You sighed as you heard the slam of some doors and watched the paramedics approaching. You handed over to them giving them the basics of Walnut’s condition, age and the other stuff you’d picked up from when the ambulance was called.
“Impressive,” Ashton muttered to you when you walked back to the bikes. “Where did you learn all of that?”
You shrugged and glanced at him, you saw the amazement again and felt the same confusion. Why was he so astonished by what you did? Nobody else was, it was just expected. Some of the guys seemed to think your life purpose was the patch them up when they did stupid shit like have a practice fight with daggers.
“My mum started to teach me when you moved away,” you explained as you ditched the bloody gloves. “She said now I was spending less time with that happy kid, I could resume my miserable outlook and learn something useful.”
Ashton laughed and it was like meeting an old friend. You had missed that laugh more than you wanted to admit. You got your helmet on and started up your bike with a roar. He followed suit, pulled on the helmet and sat on Walnut’s motorbike. He stroked the body work and nodded approvingly.

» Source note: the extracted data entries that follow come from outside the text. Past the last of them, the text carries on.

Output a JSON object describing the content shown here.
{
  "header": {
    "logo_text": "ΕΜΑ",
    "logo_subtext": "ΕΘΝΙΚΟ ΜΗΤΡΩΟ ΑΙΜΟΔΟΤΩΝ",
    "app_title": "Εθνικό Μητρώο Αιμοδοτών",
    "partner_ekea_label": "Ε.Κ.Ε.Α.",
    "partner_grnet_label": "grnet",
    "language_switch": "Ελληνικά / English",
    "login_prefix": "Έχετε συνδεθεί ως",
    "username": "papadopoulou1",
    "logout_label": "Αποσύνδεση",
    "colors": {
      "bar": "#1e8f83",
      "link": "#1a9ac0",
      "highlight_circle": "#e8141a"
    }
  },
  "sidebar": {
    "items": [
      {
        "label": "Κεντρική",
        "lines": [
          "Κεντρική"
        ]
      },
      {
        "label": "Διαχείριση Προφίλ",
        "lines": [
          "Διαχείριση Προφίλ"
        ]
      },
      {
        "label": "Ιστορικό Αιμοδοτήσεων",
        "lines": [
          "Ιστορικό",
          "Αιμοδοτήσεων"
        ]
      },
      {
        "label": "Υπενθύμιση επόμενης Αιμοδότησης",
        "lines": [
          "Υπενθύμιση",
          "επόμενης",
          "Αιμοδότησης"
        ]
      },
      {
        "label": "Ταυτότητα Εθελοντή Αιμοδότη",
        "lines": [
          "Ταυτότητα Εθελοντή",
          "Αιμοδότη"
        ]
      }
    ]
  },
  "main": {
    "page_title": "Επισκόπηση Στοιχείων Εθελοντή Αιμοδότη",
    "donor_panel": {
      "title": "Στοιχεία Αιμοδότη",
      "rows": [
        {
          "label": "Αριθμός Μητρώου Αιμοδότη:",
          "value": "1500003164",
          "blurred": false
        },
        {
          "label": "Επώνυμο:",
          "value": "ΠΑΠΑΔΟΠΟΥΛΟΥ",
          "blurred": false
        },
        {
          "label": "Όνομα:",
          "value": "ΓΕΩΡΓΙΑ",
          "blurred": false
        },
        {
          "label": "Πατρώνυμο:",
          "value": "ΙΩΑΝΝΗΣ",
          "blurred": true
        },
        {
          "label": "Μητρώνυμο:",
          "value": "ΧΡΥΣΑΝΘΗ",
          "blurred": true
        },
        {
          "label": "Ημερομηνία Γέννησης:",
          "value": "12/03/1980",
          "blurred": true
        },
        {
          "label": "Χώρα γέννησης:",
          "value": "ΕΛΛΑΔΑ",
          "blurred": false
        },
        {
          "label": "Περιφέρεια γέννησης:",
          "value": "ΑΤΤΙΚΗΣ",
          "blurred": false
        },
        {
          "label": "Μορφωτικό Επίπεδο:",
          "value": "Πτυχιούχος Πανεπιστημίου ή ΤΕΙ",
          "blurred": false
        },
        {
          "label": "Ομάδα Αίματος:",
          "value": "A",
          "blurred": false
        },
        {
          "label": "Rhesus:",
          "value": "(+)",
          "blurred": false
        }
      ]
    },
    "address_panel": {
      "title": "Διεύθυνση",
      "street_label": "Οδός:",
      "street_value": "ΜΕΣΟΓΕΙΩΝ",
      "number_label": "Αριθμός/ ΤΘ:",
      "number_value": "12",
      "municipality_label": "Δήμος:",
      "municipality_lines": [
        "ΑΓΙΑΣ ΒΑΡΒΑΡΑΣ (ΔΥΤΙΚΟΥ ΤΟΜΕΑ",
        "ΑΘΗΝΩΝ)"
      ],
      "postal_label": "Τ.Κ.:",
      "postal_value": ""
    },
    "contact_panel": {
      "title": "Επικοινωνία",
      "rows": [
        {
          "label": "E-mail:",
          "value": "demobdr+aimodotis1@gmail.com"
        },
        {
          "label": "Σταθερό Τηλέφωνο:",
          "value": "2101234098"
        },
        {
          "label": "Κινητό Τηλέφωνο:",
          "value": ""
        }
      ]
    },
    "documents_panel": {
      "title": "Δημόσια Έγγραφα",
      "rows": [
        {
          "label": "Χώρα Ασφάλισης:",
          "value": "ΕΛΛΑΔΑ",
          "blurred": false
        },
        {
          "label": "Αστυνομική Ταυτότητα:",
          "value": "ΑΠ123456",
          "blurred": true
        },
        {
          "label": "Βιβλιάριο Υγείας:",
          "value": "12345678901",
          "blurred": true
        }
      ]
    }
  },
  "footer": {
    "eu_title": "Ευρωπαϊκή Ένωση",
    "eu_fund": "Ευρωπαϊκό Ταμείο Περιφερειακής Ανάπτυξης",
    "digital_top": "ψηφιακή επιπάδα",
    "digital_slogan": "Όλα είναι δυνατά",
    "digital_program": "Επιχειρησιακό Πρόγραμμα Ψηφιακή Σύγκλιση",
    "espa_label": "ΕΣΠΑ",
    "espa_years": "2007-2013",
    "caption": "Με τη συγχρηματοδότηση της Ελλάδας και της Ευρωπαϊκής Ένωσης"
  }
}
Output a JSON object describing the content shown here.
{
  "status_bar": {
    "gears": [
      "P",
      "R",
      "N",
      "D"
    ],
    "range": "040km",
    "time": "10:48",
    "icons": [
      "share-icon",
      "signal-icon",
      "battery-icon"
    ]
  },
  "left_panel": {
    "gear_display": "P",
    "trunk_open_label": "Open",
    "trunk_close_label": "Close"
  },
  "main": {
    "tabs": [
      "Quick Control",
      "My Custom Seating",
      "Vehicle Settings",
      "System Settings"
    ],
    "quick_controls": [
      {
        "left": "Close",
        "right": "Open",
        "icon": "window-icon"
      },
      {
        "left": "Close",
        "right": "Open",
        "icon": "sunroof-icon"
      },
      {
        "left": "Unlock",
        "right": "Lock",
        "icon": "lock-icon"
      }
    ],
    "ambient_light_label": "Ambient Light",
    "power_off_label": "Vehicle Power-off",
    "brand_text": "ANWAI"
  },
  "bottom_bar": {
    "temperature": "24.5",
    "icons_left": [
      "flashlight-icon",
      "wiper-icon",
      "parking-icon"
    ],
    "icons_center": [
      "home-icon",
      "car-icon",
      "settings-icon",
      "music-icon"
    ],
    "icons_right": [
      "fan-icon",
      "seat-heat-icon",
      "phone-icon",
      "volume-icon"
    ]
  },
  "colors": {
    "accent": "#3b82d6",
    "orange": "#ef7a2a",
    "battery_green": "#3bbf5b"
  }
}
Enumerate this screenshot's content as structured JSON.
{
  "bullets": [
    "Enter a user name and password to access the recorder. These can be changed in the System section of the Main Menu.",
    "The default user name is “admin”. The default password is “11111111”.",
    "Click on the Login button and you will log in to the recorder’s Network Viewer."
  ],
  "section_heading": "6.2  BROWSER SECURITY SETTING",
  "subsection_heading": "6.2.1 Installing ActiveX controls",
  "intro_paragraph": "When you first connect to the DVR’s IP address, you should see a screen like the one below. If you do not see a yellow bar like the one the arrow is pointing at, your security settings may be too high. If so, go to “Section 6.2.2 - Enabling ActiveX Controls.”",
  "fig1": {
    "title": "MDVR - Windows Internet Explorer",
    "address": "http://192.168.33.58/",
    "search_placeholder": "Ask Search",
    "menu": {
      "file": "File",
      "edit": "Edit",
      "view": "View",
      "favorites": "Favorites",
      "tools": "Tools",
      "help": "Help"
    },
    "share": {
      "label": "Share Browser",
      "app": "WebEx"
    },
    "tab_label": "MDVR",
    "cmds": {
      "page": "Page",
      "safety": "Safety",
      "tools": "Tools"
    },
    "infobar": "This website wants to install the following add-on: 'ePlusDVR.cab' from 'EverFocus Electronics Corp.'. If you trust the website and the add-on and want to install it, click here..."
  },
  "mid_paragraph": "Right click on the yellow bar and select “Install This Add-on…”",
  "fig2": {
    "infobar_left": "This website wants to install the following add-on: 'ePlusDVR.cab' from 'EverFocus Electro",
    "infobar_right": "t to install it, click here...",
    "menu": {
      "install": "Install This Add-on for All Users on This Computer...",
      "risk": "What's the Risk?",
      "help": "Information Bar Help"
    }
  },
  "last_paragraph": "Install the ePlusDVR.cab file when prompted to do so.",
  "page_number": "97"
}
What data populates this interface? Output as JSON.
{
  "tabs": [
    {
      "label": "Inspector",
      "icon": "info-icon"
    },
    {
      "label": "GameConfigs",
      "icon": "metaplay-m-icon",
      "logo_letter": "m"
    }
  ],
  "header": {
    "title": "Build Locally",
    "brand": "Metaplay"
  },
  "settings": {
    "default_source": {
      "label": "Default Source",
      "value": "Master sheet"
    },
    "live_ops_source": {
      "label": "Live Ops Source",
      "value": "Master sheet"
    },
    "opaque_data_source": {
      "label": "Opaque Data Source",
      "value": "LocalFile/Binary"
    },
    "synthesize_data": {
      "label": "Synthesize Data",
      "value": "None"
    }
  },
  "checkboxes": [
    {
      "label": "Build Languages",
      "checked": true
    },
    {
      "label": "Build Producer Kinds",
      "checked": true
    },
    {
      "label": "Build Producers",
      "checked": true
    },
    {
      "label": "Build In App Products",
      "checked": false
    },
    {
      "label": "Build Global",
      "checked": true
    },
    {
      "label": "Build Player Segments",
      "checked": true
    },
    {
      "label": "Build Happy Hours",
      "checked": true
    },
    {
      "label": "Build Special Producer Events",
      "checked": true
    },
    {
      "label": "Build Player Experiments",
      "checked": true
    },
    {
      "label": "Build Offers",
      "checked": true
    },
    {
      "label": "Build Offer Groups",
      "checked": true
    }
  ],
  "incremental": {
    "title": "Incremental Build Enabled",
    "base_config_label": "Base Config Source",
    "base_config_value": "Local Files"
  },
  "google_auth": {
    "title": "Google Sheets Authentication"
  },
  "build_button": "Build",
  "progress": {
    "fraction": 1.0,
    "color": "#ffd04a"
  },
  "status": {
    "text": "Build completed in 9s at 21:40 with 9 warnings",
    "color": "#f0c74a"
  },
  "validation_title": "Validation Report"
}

“Let me guess,” he began, “if I crash this bike, I can kiss goodbye to my life.”
You nodded with a smirk. “And the afterlife. Walnut will drag you back from the dead just to kill you again to get the satisfaction for the second time.”
Ashton sighed as he started up the bike. He revved the engine to get a feel for it.
“I better follow you. It’s been a couple of years,” he shouted.
You pulled your visor down and finally smiled because he couldn’t see. He hadn’t freaked out and ran at the first opportunity like you expected.
You pulled into the street. You took the easiest route back to the clubhouse but Ashton managed to keep up the entire way. You pulled up outside the clubhouse and pulled your helmet off. He swung in beside you, smiling when he took Walnut’s helmet off.
“You were going easy on me.”
You shrugged and led him into the clubhouse. Danny was waiting by the door impatiently. He saw you and pulled you into a hug.
“I heard somebody had been shot, I thought it was you,” he mumbled into your hair.
You shook your head. “Walnut did, he’ll be fine.”
Danny pulled away and studied Ashton for a minute. To Ashton’s credit, he stood there and didn’t speak. He simply looked around, taking in the sights of the clubhouse. The bar, the snooker table, the dartboard, the hardly clothed women.
Danny leaned back in and whispered to you.
“He’s an outsider, sis. You can’t have him.”